# Darko finally scores!!



## PrimeTimeX (Nov 30, 2003)

wohooooooo, Darko Millicic got his first nba basket today... Glad to see him finally score. After what happened last night, i feel sorry for the poor guy. Larry Brown made the right move in playing him for 4 minutes and letting him score 2 pts to get his confidence up.. Hopefully we'll see him score more pts.


----------



## CP26 (May 8, 2003)

Who? 

:joke:


----------



## Mattsanity (Jun 8, 2003)

We shouldn't be blaming Larry Brown. Milicic should of stayed in "European College" or whatever the bloody hell it's called for a minimum of 2 years so he can have more experience and be 100 % NBA ready so coaches can compliment his education by giving him "rookie minutes".


----------



## rainman (Jul 15, 2002)

even if he isnt ready he should have been getting more burn than he's been getting,either that or just dont even dress him.when you watch him on the court you can tell he is really coordinated for a guy his size who is so young,i would give him whatever minutes they give rebracca and some of what they give campbell,he isnt going to hurt them in short bursts and may develope as the season goes on.i dont see larry brown doing it though unless he's told to by upper management,i think he has let everyone know how he feels about the kid's situation and he isnt going to change.


----------



## Fordy74 (May 22, 2002)

Congrats Darko!

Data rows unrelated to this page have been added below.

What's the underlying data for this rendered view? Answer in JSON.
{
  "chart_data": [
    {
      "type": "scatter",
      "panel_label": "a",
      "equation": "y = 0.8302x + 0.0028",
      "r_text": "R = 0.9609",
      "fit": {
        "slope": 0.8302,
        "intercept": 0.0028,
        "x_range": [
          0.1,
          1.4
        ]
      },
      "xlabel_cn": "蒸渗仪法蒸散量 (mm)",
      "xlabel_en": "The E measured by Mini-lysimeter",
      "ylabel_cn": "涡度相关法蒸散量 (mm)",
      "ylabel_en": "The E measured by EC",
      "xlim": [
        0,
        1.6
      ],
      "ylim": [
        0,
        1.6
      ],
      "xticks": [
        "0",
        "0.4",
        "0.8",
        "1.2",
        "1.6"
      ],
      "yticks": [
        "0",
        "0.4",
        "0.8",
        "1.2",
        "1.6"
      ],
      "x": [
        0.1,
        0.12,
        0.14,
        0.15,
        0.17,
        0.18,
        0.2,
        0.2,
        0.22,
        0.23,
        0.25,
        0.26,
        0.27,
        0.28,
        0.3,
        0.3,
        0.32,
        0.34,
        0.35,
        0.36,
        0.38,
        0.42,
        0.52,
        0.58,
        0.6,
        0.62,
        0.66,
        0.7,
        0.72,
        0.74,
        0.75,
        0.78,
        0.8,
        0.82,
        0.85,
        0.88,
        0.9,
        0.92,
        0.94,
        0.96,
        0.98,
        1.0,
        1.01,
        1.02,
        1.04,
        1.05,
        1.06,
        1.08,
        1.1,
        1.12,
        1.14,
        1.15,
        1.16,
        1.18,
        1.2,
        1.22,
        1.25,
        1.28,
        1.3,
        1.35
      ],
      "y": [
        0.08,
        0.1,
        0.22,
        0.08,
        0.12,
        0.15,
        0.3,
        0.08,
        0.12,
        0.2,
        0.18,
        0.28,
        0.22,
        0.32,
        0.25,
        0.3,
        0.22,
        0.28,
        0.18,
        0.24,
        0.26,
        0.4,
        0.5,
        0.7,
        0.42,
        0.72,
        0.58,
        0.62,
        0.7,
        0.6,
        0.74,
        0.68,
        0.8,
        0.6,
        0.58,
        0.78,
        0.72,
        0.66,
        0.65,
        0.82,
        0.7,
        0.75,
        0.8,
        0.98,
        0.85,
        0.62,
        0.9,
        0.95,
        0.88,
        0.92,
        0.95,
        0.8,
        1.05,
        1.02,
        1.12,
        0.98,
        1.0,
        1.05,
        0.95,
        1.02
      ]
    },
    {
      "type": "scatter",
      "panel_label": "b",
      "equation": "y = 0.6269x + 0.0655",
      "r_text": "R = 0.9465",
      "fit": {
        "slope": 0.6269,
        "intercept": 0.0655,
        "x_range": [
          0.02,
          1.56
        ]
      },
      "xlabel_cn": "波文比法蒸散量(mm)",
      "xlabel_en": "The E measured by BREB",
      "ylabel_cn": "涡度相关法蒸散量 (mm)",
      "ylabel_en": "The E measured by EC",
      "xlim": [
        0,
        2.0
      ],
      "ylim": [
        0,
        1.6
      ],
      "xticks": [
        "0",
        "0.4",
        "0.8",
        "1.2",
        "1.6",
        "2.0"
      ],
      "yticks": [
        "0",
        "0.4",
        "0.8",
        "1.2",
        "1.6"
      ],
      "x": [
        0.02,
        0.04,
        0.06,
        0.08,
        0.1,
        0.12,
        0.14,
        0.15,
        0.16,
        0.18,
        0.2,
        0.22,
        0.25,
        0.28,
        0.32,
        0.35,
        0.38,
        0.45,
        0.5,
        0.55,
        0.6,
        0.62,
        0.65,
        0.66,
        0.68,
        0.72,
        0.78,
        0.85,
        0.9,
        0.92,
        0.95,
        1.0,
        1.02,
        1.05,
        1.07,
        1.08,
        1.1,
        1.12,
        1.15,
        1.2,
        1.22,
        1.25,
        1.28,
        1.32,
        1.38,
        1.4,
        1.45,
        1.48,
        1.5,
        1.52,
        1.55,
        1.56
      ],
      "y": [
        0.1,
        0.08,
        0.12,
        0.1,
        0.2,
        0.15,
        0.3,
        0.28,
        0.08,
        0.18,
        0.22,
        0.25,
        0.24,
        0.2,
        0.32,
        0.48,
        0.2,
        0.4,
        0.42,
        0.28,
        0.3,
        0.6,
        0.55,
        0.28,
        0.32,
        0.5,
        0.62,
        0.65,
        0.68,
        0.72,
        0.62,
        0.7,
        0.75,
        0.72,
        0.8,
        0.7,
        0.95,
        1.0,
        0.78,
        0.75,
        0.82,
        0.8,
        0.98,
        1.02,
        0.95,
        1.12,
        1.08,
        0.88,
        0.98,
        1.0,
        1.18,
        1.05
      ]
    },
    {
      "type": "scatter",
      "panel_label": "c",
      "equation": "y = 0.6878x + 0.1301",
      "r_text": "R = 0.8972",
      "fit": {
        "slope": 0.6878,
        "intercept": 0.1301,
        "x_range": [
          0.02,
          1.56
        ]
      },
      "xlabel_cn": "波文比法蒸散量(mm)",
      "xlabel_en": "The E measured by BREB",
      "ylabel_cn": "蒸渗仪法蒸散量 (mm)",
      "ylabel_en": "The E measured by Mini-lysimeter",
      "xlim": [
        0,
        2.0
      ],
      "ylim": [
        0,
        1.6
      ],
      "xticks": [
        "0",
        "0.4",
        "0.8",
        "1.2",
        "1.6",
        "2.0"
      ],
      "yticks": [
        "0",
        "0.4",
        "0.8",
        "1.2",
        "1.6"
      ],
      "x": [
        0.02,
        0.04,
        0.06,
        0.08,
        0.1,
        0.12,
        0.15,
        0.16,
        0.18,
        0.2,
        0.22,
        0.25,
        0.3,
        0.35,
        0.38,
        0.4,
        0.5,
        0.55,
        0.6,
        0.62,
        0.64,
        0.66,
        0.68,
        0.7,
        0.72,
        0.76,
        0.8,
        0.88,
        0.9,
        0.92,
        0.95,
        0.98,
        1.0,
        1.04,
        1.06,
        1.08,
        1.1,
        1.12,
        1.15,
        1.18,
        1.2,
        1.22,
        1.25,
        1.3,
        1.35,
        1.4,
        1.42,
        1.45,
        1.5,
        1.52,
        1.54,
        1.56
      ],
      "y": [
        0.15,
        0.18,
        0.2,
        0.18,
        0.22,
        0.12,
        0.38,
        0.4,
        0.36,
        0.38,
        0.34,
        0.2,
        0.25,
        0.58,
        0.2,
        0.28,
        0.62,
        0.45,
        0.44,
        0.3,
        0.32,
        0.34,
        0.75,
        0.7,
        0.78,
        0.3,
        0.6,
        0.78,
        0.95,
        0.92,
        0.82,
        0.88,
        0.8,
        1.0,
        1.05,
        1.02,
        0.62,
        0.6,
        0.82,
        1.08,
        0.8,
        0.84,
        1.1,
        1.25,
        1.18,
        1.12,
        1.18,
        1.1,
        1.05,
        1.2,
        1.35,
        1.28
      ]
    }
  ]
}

It's too bad for Darko that his coach is a stubborn washed up mule.


----------



## jdg (Jun 13, 2003)

> Originally posted by <b>Mattsanity</b>!
> Milicic should of stayed in "European College" or whatever the bloody hell it's called for a minimum of 2 years


It's just European Basketball. No college for those boys! but that's funny when you think about it, because often these guys seem to have more smarts than our college players. there is some evil at work here!

Anyways, Congrats to Darko! Thank you to Larry Brown for knowing the young guy needs to shore up his horrible night with another chance to get his head back on straight!


----------